Lillie Devereux Blake (nom de plume : Tiger Lily), née le à Raleigh, en Caroline du Nord, est une suffragette américaine, réformatrice des droits des femmes, militante de leur émancipation et écrivaine.

Biographie[modifier | modifier le code]

Durant sa jeunesse, Lillie Devereux Blake écrit plusieurs romans et des articles pour la presse. En 1869, elle s'intéresse activement au mouvement du droit de vote féminin et se consacre à faire avancer la législation, à organiser des conventions, des réunions publiques, à rédiger des articles et à faire occasionnellement des tournées de conférences. Femme de caractère et maîtresse de maison exigeante, elle s'organise pour que ses activités publiques n'interfèrent pas avec ses tâches domestiques. Ses prises de parole hors de New York se font majoritairement en été, lorsque sa famille est au loin. En 1872, elle publie un roman intitulé Fettered for Life, conçu pour montrer les nombreuses difficultés que rencontrent les femmes au travail. En 1873, elle effectue une demande auprès du Columbia College afin que les jeunes femmes soient accueillies comme les jeunes hommes, en présentant une classe d'étudiantes qualifiées pour entrer à l'université. L'agitation causée par cette initiative conduit à la création du Barnard College, faculté d'arts réservée aux femmes[2].

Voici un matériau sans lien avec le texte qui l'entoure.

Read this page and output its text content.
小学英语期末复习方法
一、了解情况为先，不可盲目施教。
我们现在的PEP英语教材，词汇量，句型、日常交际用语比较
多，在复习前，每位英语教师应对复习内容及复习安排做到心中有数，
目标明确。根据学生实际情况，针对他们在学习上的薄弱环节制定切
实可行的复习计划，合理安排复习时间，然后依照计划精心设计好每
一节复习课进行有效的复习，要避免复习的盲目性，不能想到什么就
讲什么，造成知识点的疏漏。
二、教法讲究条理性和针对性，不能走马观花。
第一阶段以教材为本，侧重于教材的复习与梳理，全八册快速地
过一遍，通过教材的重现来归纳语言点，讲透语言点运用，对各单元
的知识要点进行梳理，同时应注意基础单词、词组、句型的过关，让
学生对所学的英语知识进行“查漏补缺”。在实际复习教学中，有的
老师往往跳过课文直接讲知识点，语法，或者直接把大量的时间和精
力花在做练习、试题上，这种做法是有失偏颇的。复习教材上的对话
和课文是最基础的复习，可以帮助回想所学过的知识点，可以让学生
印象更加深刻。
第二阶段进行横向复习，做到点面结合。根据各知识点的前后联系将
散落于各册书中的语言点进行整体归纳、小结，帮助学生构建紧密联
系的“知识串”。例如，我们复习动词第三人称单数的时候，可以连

En 1879, elle est élue à l'unanimité présidente de la New York State Woman Suffrage Association, un poste qu'elle occupe pendant onze ans. Au cours de cette période, elle fait une tournée de l'État chaque été, organise des conventions et mène chaque année une campagne législative, s'adressant régulièrement aux comités du Sénat et de l'Assemblée. En 1880, la loi sur le suffrage scolaire est adoptée, en grande partie grâce à ses efforts, et chaque année, des projets de loi sur le vote des femmes sont présentés et soumis au vote dans l'une ou les deux chambres législatives. En 1883, le révérend Morgan Dix DD, prononce une série de discours de Carême sur la « femme », présentant une vision des plus conservatrices de ses obligations. Lillie Devereux Blake répond à chaque conférence avec habileté, préconisant des idées plus avancées. Ses discours, imprimés sous le titre de Woman's Place To-day (New York), rencontrent un grand succès d'édition. Parmi les réformes qui l'intéressent fortement, il y a celle qui concerne les surveillantes pour prendre en charge les femmes détenues dans les postes de police. Dès 1871, elle parle et écrit sur le sujet, et grâce à ses travaux, en 1881 et 1882, des projets de loi sont adoptés par l'assemblée. Ils ne sont pas votés, en raison de l'opposition du département de police de New York. Elle continue à se battre, finit par convaincre l'opinion publique et, en 1891, une loi est adoptée pour appliquer cette réforme[2].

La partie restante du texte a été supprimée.